Quite rightly the Defence Ministry is in the forefront of this war too and without a push from the top brass of the ministry nothing seems to get done these days. So the Ministry of Defence has to remain permanently on a war footing. As for the rest of this exercise I could say this. It does not have to take one week to determine whether the so-called control schemes in operation are effective or not.

Now I cannot vouch for this story that reached me at the beginning of this “Crush the Mosquito” week. Apparently at a gathering of mosquitoes down Narahenpita before the “Week” was launched with great fanfare and the appearance of several politicians, there was much merriment among the mosquitoes who had a good laugh at these fruitless efforts to control them. After a few drinks–of blood that is–the mosquitoes headed home hoping they would run into a few more of the loudmouthed ‘crush the mosquito’ types on their way home.

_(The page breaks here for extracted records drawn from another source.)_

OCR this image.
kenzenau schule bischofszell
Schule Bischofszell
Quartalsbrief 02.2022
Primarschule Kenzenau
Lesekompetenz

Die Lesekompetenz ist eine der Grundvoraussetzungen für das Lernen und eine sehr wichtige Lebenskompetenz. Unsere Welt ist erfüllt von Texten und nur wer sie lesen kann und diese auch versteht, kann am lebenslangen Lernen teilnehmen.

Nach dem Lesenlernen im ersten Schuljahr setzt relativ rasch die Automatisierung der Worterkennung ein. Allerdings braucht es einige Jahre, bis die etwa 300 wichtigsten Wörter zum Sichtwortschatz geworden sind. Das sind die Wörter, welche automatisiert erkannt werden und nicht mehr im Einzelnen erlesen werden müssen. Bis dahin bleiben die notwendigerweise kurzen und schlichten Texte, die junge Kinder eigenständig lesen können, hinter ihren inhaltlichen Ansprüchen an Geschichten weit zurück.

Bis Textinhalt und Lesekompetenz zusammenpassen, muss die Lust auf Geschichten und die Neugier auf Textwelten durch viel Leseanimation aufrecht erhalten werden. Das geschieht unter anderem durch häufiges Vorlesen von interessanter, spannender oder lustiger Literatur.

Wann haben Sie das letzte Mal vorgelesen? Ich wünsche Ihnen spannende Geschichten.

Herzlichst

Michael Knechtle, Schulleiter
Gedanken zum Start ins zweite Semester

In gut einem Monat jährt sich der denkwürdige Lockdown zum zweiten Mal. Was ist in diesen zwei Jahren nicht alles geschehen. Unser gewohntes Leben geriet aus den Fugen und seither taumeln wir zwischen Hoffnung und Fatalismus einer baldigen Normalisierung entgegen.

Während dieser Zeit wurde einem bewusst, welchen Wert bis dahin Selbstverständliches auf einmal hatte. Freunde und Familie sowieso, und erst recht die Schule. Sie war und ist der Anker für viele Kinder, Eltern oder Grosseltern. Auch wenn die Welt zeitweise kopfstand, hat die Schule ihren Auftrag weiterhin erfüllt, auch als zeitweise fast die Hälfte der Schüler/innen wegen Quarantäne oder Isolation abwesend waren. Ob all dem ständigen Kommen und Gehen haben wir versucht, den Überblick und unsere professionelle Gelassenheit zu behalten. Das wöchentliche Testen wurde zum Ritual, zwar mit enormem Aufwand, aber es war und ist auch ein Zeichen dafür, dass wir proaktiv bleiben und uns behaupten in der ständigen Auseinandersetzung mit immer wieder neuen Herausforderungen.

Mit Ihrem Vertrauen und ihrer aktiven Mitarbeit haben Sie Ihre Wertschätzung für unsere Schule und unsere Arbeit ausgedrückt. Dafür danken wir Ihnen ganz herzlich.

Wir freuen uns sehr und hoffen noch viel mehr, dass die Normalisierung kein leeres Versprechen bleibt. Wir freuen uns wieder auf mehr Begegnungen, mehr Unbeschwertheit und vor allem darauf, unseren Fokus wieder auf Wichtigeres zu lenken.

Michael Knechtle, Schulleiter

Unless of course mosquitoes have begun to breed like rabbits; two–man teams just going around Colombo and its suburbs with a sprayer in the hand and canisters on the back are not going to stop mosquitoes from proliferating like politicians.

First look at policies

Personally I doubt whether a population that has been bitten black and blue by mosquito attacks need to be made aware of the MM. They surely bear more than a few marks to testify to their awareness.

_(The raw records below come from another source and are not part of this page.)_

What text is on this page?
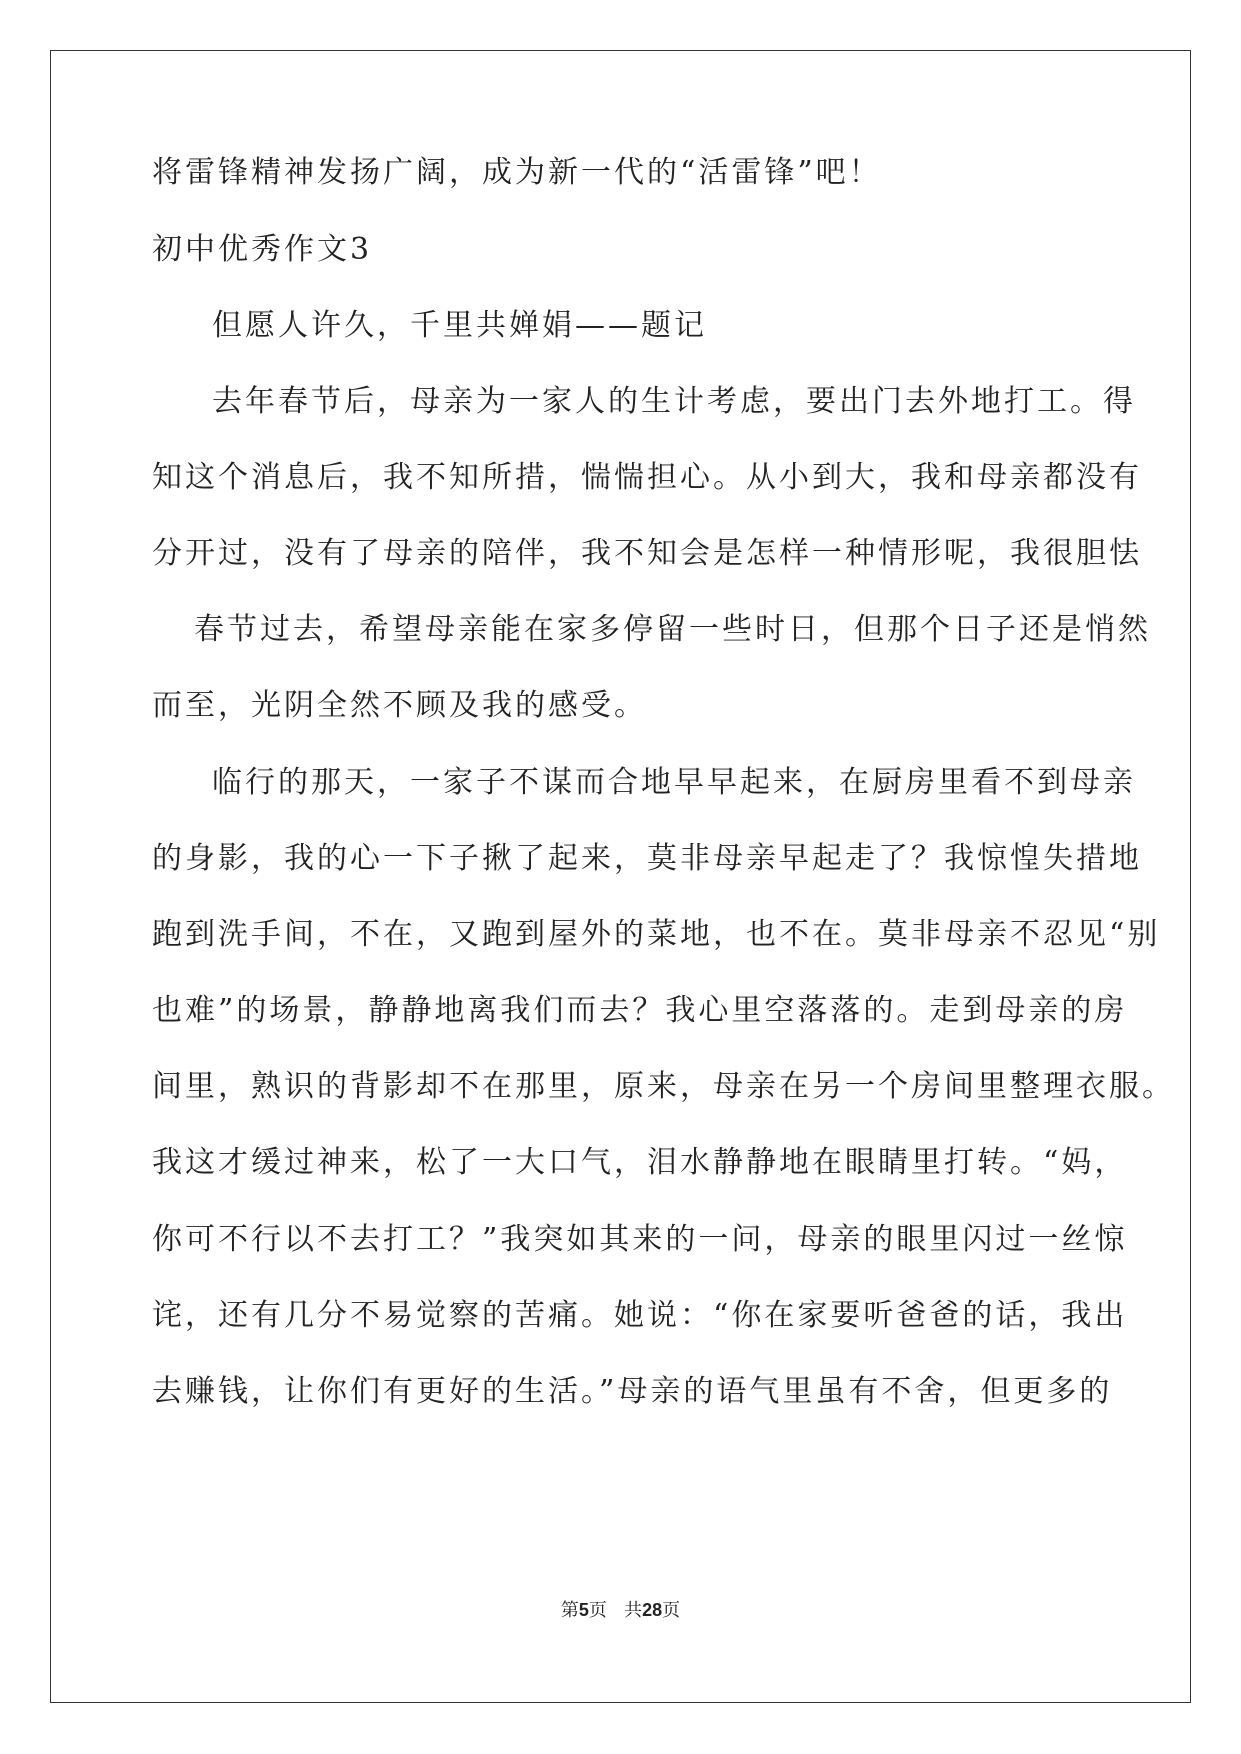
将雷锋精神发扬广阔，成为新一代的“活雷锋”吧！
初中优秀作文3
但愿人许久，千里共婵娟——题记
去年春节后，母亲为一家人的生计考虑，要出门去外地打工。得
知这个消息后，我不知所措，惴惴担心。从小到大，我和母亲都没有
分开过，没有了母亲的陪伴，我不知会是怎样一种情形呢，我很胆怯
春节过去，希望母亲能在家多停留一些时日，但那个日子还是悄然
而至，光阴全然不顾及我的感受。
临行的那天，一家子不谋而合地早早起来，在厨房里看不到母亲
的身影，我的心一下子揪了起来，莫非母亲早起走了？我惊惶失措地
跑到洗手间，不在，又跑到屋外的菜地，也不在。莫非母亲不忍见“别
也难”的场景，静静地离我们而去？我心里空落落的。走到母亲的房
间里，熟识的背影却不在那里，原来，母亲在另一个房间里整理衣服。
我这才缓过神来，松了一大口气，泪水静静地在眼睛里打转。“妈，
你可不行以不去打工？”我突如其来的一问，母亲的眼里闪过一丝惊
诧，还有几分不易觉察的苦痛。她说：“你在家要听爸爸的话，我出
去赚钱，让你们有更好的生活。”母亲的语气里虽有不舍，但更多的
第5页 共28页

The first thing is to look at the policies of the Health Ministry in combating MM. How good are these policies and how up to date are they? There is no point in going on endlessly with policies of yesteryear when the mosquitoes themselves have adapted to what they perceive as the nature of the danger to their being and become immune or have devised new ways of beating the rap.

Even if the policies are sound they are as useful as the methods used to carry them out. Good policies and bad implementation is just a waste of time, money and resources.

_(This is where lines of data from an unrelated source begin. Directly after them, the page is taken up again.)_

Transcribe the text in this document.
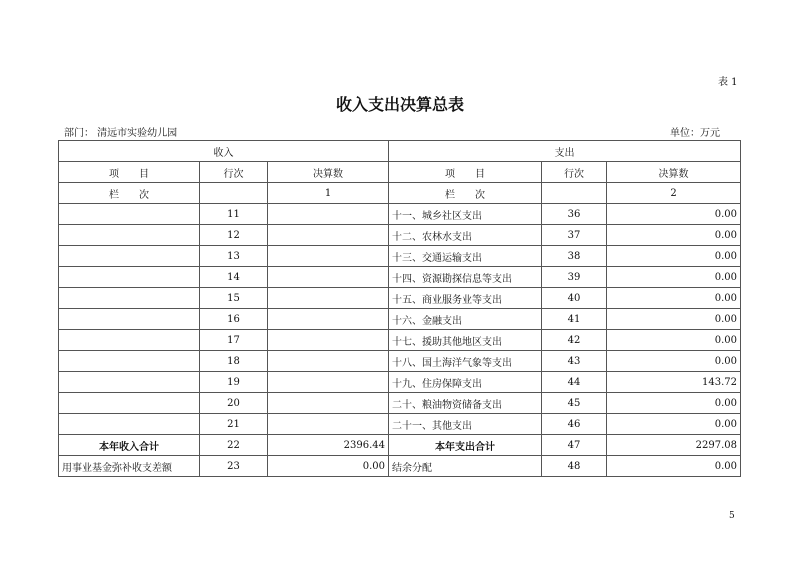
表 1
收入支出决算总表
部门： 清远市实验幼儿园	单位：万元
收入			支出		
项　　目	行次	决算数	项　　目	行次	决算数
栏　　次		1	栏　　次		2
	11		十一、城乡社区支出	36	0.00
	12		十二、农林水支出	37	0.00
	13		十三、交通运输支出	38	0.00
	14		十四、资源勘探信息等支出	39	0.00
	15		十五、商业服务业等支出	40	0.00
	16		十六、金融支出	41	0.00
	17		十七、援助其他地区支出	42	0.00
	18		十八、国土海洋气象等支出	43	0.00
	19		十九、住房保障支出	44	143.72
	20		二十、粮油物资储备支出	45	0.00
	21		二十一、其他支出	46	0.00
本年收入合计	22	2396.44	本年支出合计	47	2297.08
用事业基金弥补收支差额	23	0.00	结余分配	48	0.00
5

What needs to be done is to ensure that the policies, if sound, are properly supervised and implemented. It means devising a system of effective supervision over those who are deployed to combat the menace on the ground.

Not all the theories and good policies can control or eliminate this menace that overall will cost the State a pretty big packet of cash, unless and until results are seen on the ground. While that is being done, it is vitally necessary that the citizenry that refuses to abide by rules and regulations or thumb their noses at authority because of political backing are dealt with severely by the law and under the law.

This is where the Defence Ministry which has under its control the forces of law and order – the police, must act as the first line of defence in the war against the mosquitoes. Unfortunately today’s population would hardly have heard of the malaria epidemic in the 1930s, and danger and destruction it caused.

Sri Lanka right now cannot afford to fight on another front. It must deal effectively with those who do not act to control, if not eliminate this growing menace. The widespread breeding of mosquitoes is most often due to our own negligence and disinterestedness in the welfare of the people and the neighbourhood. Enough time has been spent on awareness programmes. If awareness is necessary it should be to make those who neglect to take action aware that action will be taken against them. Their selfishness or disinterest cannot and should be allowed to endanger the lives and livelihood of others.

It is not enough talking tough. The state must be tough against who ruin the environment and endanger the health of the nation.